Did you know that more adults are chronic procrastinators than suffer from depression, phobia, panic attacks and alcoholism? Procrastination is rampant and not just something to joke about, according to Joseph Ferrari, a psychology professor and author of the book “Still Procrastinating? The No Regret Guide to Getting It Done.”
“We try to trivialize this tendency, but it’s not a funny topic,” Ferrari said to The Washington Post.
Ferrari’s research shows that procrastination affects every age, race, gender and creed. He says that there are many reasons for it such as low self-esteem and mood regulation. If you’re in a foul mood, you’re less likely to tackle a challenge. Other researchers say that even though procrastination is pervasive, it is irrational.

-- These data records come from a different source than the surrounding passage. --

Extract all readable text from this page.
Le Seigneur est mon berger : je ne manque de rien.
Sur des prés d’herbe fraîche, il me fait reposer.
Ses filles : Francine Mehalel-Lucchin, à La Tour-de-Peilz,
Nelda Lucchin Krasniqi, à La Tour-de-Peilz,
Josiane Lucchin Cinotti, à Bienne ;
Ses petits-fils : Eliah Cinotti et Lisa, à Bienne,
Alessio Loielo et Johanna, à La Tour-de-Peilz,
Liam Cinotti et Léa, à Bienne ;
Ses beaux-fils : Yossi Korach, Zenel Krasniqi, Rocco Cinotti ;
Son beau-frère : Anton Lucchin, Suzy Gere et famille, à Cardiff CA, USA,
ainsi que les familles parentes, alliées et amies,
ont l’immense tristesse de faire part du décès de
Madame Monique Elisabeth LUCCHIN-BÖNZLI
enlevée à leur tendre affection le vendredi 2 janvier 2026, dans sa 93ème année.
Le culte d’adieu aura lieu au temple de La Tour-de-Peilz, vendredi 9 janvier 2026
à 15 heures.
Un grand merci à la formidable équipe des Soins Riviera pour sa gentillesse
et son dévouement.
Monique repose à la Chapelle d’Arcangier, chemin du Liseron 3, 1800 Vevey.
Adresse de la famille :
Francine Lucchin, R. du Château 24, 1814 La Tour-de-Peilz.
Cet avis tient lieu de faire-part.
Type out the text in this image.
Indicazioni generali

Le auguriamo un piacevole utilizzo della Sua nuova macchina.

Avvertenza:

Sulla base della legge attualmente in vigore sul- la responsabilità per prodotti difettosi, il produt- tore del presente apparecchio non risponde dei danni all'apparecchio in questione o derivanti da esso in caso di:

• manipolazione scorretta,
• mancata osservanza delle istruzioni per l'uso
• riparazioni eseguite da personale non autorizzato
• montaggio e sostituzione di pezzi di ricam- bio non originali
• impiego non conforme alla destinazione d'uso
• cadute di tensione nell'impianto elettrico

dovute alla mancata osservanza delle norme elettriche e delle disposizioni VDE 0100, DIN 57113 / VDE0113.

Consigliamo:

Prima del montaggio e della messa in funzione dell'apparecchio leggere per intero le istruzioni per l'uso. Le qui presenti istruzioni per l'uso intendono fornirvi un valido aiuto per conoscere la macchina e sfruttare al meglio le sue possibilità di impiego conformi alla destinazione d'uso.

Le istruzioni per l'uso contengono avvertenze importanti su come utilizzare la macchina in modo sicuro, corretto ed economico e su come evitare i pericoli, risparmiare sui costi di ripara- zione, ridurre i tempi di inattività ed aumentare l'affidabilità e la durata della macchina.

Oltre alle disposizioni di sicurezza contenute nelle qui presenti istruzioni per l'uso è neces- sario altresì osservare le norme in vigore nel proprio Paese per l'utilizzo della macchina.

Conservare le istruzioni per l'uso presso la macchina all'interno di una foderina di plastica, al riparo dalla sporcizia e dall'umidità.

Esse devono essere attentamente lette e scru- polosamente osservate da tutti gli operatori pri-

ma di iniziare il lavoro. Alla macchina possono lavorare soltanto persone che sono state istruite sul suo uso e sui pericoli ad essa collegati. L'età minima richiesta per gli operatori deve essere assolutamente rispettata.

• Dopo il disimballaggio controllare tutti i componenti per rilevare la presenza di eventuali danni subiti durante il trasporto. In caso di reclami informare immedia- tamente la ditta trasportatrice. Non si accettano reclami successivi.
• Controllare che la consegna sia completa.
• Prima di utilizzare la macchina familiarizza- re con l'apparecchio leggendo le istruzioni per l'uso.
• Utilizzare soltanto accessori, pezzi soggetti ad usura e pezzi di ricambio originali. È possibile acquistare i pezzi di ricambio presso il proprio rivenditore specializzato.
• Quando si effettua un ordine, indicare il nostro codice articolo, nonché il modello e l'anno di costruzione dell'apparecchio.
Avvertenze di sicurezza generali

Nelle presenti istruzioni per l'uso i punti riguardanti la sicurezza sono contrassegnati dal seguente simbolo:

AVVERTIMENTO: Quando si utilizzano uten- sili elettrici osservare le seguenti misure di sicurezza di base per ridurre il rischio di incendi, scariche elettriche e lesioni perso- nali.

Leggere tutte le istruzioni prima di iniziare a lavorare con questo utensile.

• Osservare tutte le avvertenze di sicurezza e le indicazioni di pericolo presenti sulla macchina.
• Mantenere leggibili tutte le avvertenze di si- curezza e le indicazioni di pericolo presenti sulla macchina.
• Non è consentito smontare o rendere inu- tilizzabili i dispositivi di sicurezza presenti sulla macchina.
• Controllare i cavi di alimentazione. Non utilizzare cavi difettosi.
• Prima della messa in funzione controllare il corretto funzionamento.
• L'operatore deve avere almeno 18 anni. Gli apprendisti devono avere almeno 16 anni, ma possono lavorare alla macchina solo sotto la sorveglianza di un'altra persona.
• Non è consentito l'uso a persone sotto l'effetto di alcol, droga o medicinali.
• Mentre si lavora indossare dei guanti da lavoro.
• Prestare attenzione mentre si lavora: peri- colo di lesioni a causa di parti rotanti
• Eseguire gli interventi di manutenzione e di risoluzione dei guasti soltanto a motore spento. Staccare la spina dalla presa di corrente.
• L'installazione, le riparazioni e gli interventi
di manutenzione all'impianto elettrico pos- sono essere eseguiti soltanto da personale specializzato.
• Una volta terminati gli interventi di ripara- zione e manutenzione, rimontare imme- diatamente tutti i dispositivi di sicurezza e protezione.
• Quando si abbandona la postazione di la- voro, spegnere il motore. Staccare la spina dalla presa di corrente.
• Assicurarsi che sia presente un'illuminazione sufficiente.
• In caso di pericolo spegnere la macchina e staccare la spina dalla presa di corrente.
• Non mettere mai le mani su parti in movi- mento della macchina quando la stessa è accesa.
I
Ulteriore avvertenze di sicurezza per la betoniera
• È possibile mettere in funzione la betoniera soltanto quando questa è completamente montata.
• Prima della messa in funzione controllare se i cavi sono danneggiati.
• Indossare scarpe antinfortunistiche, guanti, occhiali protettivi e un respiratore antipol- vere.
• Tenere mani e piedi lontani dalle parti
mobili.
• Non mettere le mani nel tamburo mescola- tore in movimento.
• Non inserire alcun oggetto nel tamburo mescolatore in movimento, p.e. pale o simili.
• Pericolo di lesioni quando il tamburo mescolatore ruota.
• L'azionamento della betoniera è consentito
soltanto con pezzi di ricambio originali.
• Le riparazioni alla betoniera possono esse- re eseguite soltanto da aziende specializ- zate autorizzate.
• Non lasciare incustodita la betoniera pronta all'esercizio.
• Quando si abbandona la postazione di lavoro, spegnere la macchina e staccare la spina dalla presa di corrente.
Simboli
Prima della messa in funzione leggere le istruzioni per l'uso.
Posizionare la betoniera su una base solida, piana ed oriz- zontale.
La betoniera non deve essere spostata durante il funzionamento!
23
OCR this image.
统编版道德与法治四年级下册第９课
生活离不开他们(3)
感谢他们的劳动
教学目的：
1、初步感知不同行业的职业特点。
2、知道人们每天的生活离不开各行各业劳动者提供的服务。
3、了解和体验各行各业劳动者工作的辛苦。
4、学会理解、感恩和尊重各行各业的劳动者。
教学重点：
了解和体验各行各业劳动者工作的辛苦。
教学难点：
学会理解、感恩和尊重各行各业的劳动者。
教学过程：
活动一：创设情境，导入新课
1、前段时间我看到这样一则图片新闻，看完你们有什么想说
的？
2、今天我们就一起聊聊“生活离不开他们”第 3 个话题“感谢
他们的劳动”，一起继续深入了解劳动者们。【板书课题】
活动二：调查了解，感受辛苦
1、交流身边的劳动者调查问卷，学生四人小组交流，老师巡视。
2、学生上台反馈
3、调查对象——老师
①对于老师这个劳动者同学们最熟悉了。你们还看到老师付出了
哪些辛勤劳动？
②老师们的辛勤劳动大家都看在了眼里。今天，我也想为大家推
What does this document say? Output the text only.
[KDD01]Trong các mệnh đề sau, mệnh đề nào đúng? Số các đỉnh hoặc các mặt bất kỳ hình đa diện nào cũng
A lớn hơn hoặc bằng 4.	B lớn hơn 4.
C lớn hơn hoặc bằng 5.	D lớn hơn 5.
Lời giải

“Why would somebody put something off to the last minute, and then they’re stressed out of their mind, and they end up doing a poor job or less than an optimal job on it? And then they feel bad about it afterward, and it may even have implications for other people,” said Fuschia Sirois, a professor of psychology at the University of Sheffield in England.
Procrastination can be a real detriment, not just to productivity, but to emotional wellbeing. It can lead to increased levels of anxiety, stress, depression, sleep deprivation and other health problems. So maybe it’s time to stop teasing yourself and others about this as a trivial bad habit?